Life
I felt like I hit the maternity care jackpot when I found the group of Certified Nurse-Midwives (CNMs) that my favorite midwife belongs to. I was nearing my 15th week of my pregnancy with my son and in the process of switching away from an OB/GYN (who treated me terribly and whom I knew I wouldn't be able to trust to listen to me or set aside her own agenda while I was actually giving birth). After researching and interviewing care providers at several local OB/GYN offices, birth centers, and private practices, I knew that midwives were far and away my favorite. I felt that friend-crush feeling immediately, like me and my midwife could totally be BFFs for life.
They were initially booked for the month I was due to give birth, and I remember texting my sister in a panic, asking if she'd ever heard of anyone successfully bribing a group of midwives and if so, how they did it. Fortunately, they added another midwife to their group in time to make room for us, no palm-greasing required. Within a couple of weeks, we had our first visit, a house call (yes, a house call!) with the woman who would eventually catch my son.
Over the course of the rest of my pregnancy, we went on to really get to know each other, far more than is typical for American families and their health care providers (of any type, usually). We had hour-long consultations at each of my visits, all of which took place in my home. Later, when I had a scary moment early in my third trimester, my midwife quickly arranged for me to be seen right away at the area’s best hospital-based maternity ward so we could confirm that my baby and I were still healthy, reassuring me that we could continue ahead with my birth plan, but more importantly confirming that I could trust her to make the right call during labor if it turned out we needed to transfer.

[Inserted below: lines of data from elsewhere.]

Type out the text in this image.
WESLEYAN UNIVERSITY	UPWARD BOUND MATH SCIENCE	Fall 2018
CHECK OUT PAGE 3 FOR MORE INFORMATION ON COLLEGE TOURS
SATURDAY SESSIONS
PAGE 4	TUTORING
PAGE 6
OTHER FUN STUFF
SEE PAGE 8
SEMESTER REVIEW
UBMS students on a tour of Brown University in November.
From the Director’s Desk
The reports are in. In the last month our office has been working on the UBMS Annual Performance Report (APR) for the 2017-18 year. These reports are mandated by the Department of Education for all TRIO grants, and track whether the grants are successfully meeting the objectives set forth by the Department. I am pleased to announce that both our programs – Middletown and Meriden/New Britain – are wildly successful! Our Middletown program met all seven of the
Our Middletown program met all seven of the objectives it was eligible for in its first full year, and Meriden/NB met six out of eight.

By the time I started to feel those "this is it" contractions that let me know it was time to call the midwife, we'd already spent hours talking about my values and needs, the past experiences I worried might affect my labor, and everything in between. Observant and sensitive like all truly great midwives, she managed to be exactly as present as I needed her to be; there to check up on how my baby and I were tolerating contractions and offer physical support as needed, but also out of our way when I just needed my husband or wanted to be alone. Though she’s not actually my best friend, mostly because I feel like I’d have to compete for that status with a lot of other moms she’s helped over the course of her career, she absolutely has all of the qualities I look for in a best friend, and I'm sure most women aren't alone in considering their midwives to be the absolute best for the following reasons:
They Took The Time To Get To Know You And Your Family
Just by listening and taking her time with me, my midwife was able to get the kind of perspective on who I am, in the context of my family, that usually only occurs between close friends. It made such a difference when birthing, because I knew I could trust her to see me as a whole person, and that she would make decisions based on that and not just what was most convenient for her or her colleagues.
They're Great At Connecting People
In addition to our regular house-calls, my midwives also held monthly community care sessions in their homes with all of the parents due to birth in the same month, so we could get to know each other, hear and share each other's experiences, fears, hopes and questions, and develop a community of support from like-minded families. As a first-time bio mom who had few local peers who'd given birth at all (let alone outside of a hospital) it was a godsend to be able to regularly hear from other women who had already done this.
They Believe In You (And Remind You That They Do)
Whenever I needed encouragement, especially during labor, my midwife would help me look inside myself for what I needed first, rather than immediately offering to do something for me or give me something. The more I reflect on it, the more I realize how special that is, and how much confidence that’s given me in the rest of my life as a mother. By always turning my attention back to my own strengths, capabilities, and sufficiency, she showed that she believed in me and that I should, too.
They Make You Feel Like You Can Do Anything
When I had been in the throes of hard labor for what felt like forever, and I was starting to worry that not only could I not do it, but that pregnancy itself was a massive, uncomfortable hoax that never actually resulted in any babies, she was there, gently stroking my skin and keeping me calm, and reassuring me that not only could I do it, but she was watching me actually do it. With her words and her presence, she helped me reach in and wring out the last ounces of strength and energy I didn't even realize I had, and do what I needed to do to bring my baby into the world.